Explained: Mandir’s Ultimatum and the Law

Mandir demand and the law
On 9th December VHP-led rally in Delhi, the speaker said that legislation for a temple was the only available option. (PTI)

In the recent days, the RSS, the Vishva Hindu Parishad (VHP), a few honourable BJP leaders and religious leaders have been pushing for a law which would permit the construction of a temple in Ayodhya. The RSS and VHP raised the issue for the first time in a rally held in Delhi on 9th December, and since then VHP and other committed individuals have echoed it back and forth. A look at the legal options available for government at such a time when the Ayodhya title suit hearing is yet to resume in the Supreme Court is of great importance.

What is the reason behind the appeal for Ramp temple construction in Ayodhya?

Just before his retirement, Dipak Misra who was a Chief Justice of India triggered the resumption of the case proceedings about the title suit for the site in Ayodhya. Turning his deaf ears to the people’s plea to make reference to a larger Bench its 1994 ruling in which it was stated: “a mosque is not an important part of the Islamic religious practice and Muslims Namaz can be provided anywhere, including the open air”, the bench of three judges ruled that the hearings on the appeal would resume as from October 29th. The case has been perceived by the groups which have been calling for the construction of the temple as a fast-tracking case. However, after the new CJI, Justice Ranjan Gogoi took over, he didn’t let the Uttar Pradesh government’s plea carry the day. Instead, he ordered that these appeals be listed in the first week of January. This has triggered demands from different parts of the country for a new law that would permit the construction of Ram temple in Ayodhya.

If the government is planning to make this a law or rule it as a law, how can it achieve it?

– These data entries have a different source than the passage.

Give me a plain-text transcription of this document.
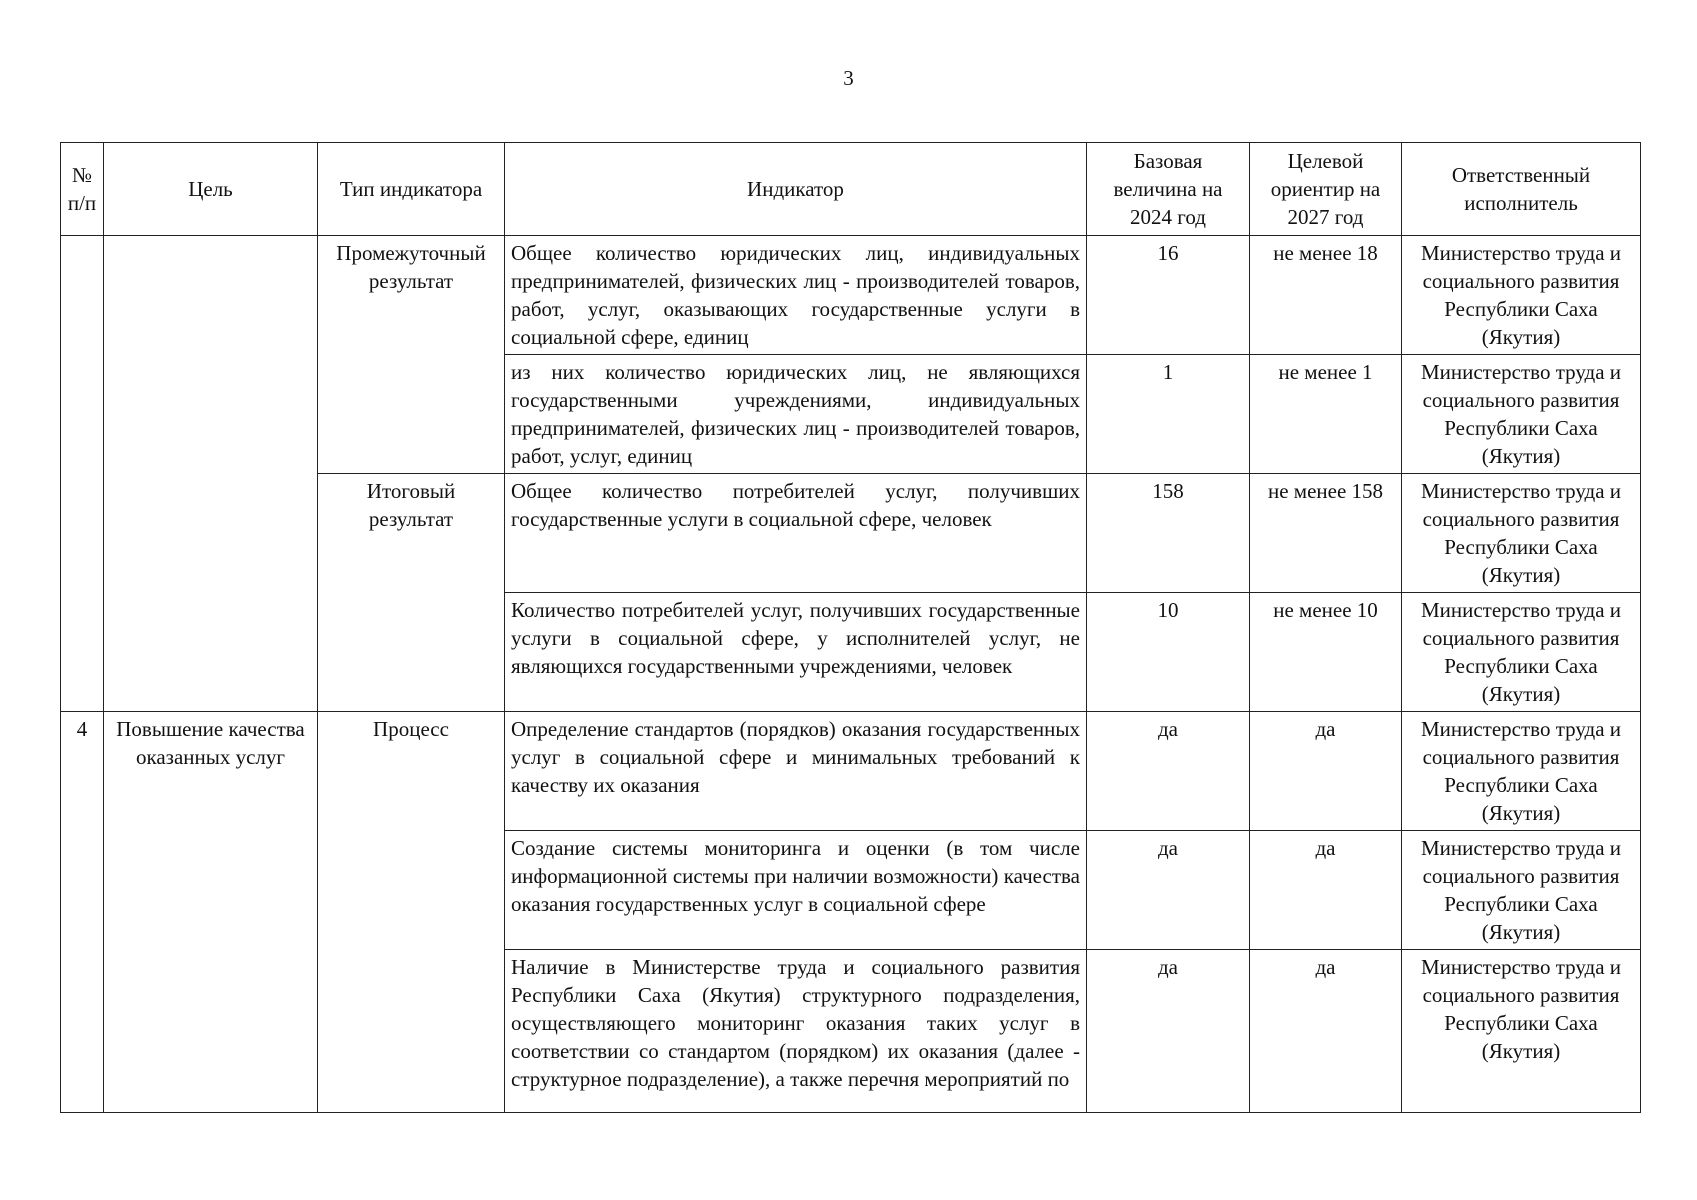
3
№ п/п	Цель	Тип индикатора	Индикатор	Базовая величина на 2024 год	Целевой ориентир на 2027 год	Ответственный исполнитель
		Промежуточный результат	Общее количество юридических лиц, индивидуальных предпринимателей, физических лиц - производителей товаров, работ, услуг, оказывающих государственные услуги в социальной сфере, единиц	16	не менее 18	Министерство труда и социального развития Республики Саха (Якутия)
			из них количество юридических лиц, не являющихся государственными учреждениями, индивидуальных предпринимателей, физических лиц - производителей товаров, работ, услуг, единиц	1	не менее 1	Министерство труда и социального развития Республики Саха (Якутия)
		Итоговый результат	Общее количество потребителей услуг, получивших государственные услуги в социальной сфере, человек	158	не менее 158	Министерство труда и социального развития Республики Саха (Якутия)
			Количество потребителей услуг, получивших государственные услуги в социальной сфере, у исполнителей услуг, не являющихся государственными учреждениями, человек	10	не менее 10	Министерство труда и социального развития Республики Саха (Якутия)
4	Повышение качества оказанных услуг	Процесс	Определение стандартов (порядков) оказания государственных услуг в социальной сфере и минимальных требований к качеству их оказания	да	да	Министерство труда и социального развития Республики Саха (Якутия)
			Создание системы мониторинга и оценки (в том числе информационной системы при наличии возможности) качества оказания государственных услуг в социальной сфере	да	да	Министерство труда и социального развития Республики Саха (Якутия)
			Наличие в Министерстве труда и социального развития Республики Саха (Якутия) структурного подразделения, осуществляющего мониторинг оказания таких услуг в соответствии со стандартом (порядком) их оказания (далее - структурное подразделение), а также перечня мероприятий по	да	да	Министерство труда и социального развития Республики Саха (Якутия)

The decision lies with the political choice of the central government. Any law that it will try to bring into action will be like any other bill that would be passed by the majority in both of the houses. It still stands whether or not the implementation of the law would permit the temple construction on the land under dispute or will be constructed on the land where the mosque was demolished earlier. The Supreme Court has however ruled out that any action that will be taken towards stopping the pending suits is unconstitutional. After the demolition of Babri Masjid, the Congress-led government passed the land acquisition of some areas at Ayodhya Act 1993, also allowing it to get land ownership bordering Bari Masjid, even though the High Court of Allahabad had a case pending on this much-disputed land.  The five-judge Bench at the Supreme Court advocated for the action but the verdict by majority slashed out section 4(3) that allowed for the stopping of the pending suits and legal proceedings without giving for an alternative mechanism for dispute resolution.

Is it possible to for the Supreme Court to come in and stop the move that is intended to replace the legal proceedings?

The Seventh Schedule of the constitution listed 100 items upon which Parliament has the exclusive right to legislate. Also, parliament has the legal right to legislate on 52 items that fall under the concurrent list. Parliament has been given full authority to legislate on any matter that relates to the acquisition and requisition of property. With all these rights, can parliament enforce a law to permit construction of the temple on disputed land? The Seventh Schedule states it clearly that Parliament can legislate on any item listed on the List II or List II and the government has a legal right to come up with a law even if the case is still pending in court. However, the constitution permits the judiciary to adjudicate on the validity of all the laws constitutionally.

Does any example of such executive of legislative action exists, either by means of a rule or a law, which is similar to this one?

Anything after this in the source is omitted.